You may not want to hear this, but there is no single best way. Having said that, I will tell you what we do.
We do nearly all development in the default view. When we are close enough to releasing one version of a product that we want to start working on the next version, whenever that happens to be, we make a derived view for the version to be released. The derived view is set to branch on change.
We continue development of both the version to be released and the next version in the default view. When there is a bug fix or feature which needs to be included in the version to be released, there are two possibilities:
- The only thing which has changed in that file is the bug fix or feature which we want in both the version to be released and the next version.
- There have been changes made to the file which are intended to be included in the next version, but not in the version to be released.

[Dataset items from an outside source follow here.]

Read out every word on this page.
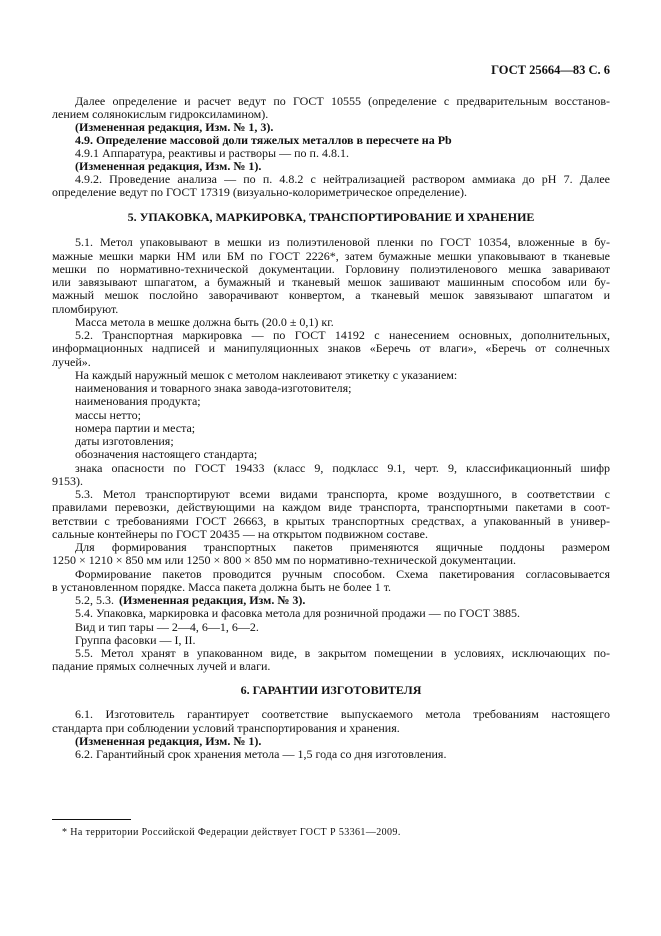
ГОСТ 25664—83 С. 6
Далее определение и расчет ведут по ГОСТ 10555 (определение с предварительным восстанов-
лением солянокислым гидроксиламином).
(Измененная редакция, Изм. № 1, 3).
4.9. Определение массовой доли тяжелых металлов в пересчете на Pb
4.9.1 Аппаратура, реактивы и растворы — по п. 4.8.1.
(Измененная редакция, Изм. № 1).
4.9.2. Проведение анализа — по п. 4.8.2 с нейтрализацией раствором аммиака до pH 7. Далее
определение ведут по ГОСТ 17319 (визуально-колориметрическое определение).
5. УПАКОВКА, МАРКИРОВКА, ТРАНСПОРТИРОВАНИЕ И ХРАНЕНИЕ
5.1. Метол упаковывают в мешки из полиэтиленовой пленки по ГОСТ 10354, вложенные в бу-
мажные мешки марки НМ или БМ по ГОСТ 2226*, затем бумажные мешки упаковывают в тканевые
мешки по нормативно-технической документации. Горловину полиэтиленового мешка заваривают
или завязывают шпагатом, а бумажный и тканевый мешок зашивают машинным способом или бу-
мажный мешок послойно заворачивают конвертом, а тканевый мешок завязывают шпагатом и
пломбируют.
Масса метола в мешке должна быть (20.0 ± 0,1) кг.
5.2. Транспортная маркировка — по ГОСТ 14192 с нанесением основных, дополнительных,
информационных надписей и манипуляционных знаков «Беречь от влаги», «Беречь от солнечных
лучей».
На каждый наружный мешок с метолом наклеивают этикетку с указанием:
наименования и товарного знака завода-изготовителя;
наименования продукта;
массы нетто;
номера партии и места;
даты изготовления;
обозначения настоящего стандарта;
знака опасности по ГОСТ 19433 (класс 9, подкласс 9.1, черт. 9, классификационный шифр
9153).
5.3. Метол транспортируют всеми видами транспорта, кроме воздушного, в соответствии с
правилами перевозки, действующими на каждом виде транспорта, транспортными пакетами в соот-
ветствии с требованиями ГОСТ 26663, в крытых транспортных средствах, а упакованный в универ-
сальные контейнеры по ГОСТ 20435 — на открытом подвижном составе.
Для формирования транспортных пакетов применяются ящичные поддоны размером
1250 × 1210 × 850 мм или 1250 × 800 × 850 мм по нормативно-технической документации.
Формирование пакетов проводится ручным способом. Схема пакетирования согласовывается
в установленном порядке. Масса пакета должна быть не более 1 т.
5.2, 5.3. (Измененная редакция, Изм. № 3).
5.4. Упаковка, маркировка и фасовка метола для розничной продажи — по ГОСТ 3885.
Вид и тип тары — 2—4, 6—1, 6—2.
Группа фасовки — I, II.
5.5. Метол хранят в упакованном виде, в закрытом помещении в условиях, исключающих по-
падание прямых солнечных лучей и влаги.
6. ГАРАНТИИ ИЗГОТОВИТЕЛЯ
6.1. Изготовитель гарантирует соответствие выпускаемого метола требованиям настоящего
стандарта при соблюдении условий транспортирования и хранения.
(Измененная редакция, Изм. № 1).
6.2. Гарантийный срок хранения метола — 1,5 года со дня изготовления.
* На территории Российской Федерации действует ГОСТ Р 53361—2009.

In the case of (1), we go into the derived view, right-click the file, choose Advanced->Behavior, and change the Configuration such that the file includes the changes we've just made. In the case of (2), we check the file into the default view (so that the changes will be included in the next version) and into the derived view (so that the changes will be included in the version to be released, and, of course, only including these changes), causing it to branch.
To be clear, we do nearly all of our work in the default view. We rarely have to manually branch or change the configuration of files in derived views, because we do not create the derived views at all until we are very close to release.
This is not too far from what you propose doing for your customers, but the important point is to work in the default view and avoid having to do bulk merges up or down into the derived views. StarTeam's view compare/merge tool is just not that great. (We are using 2005; it may have improved since then.)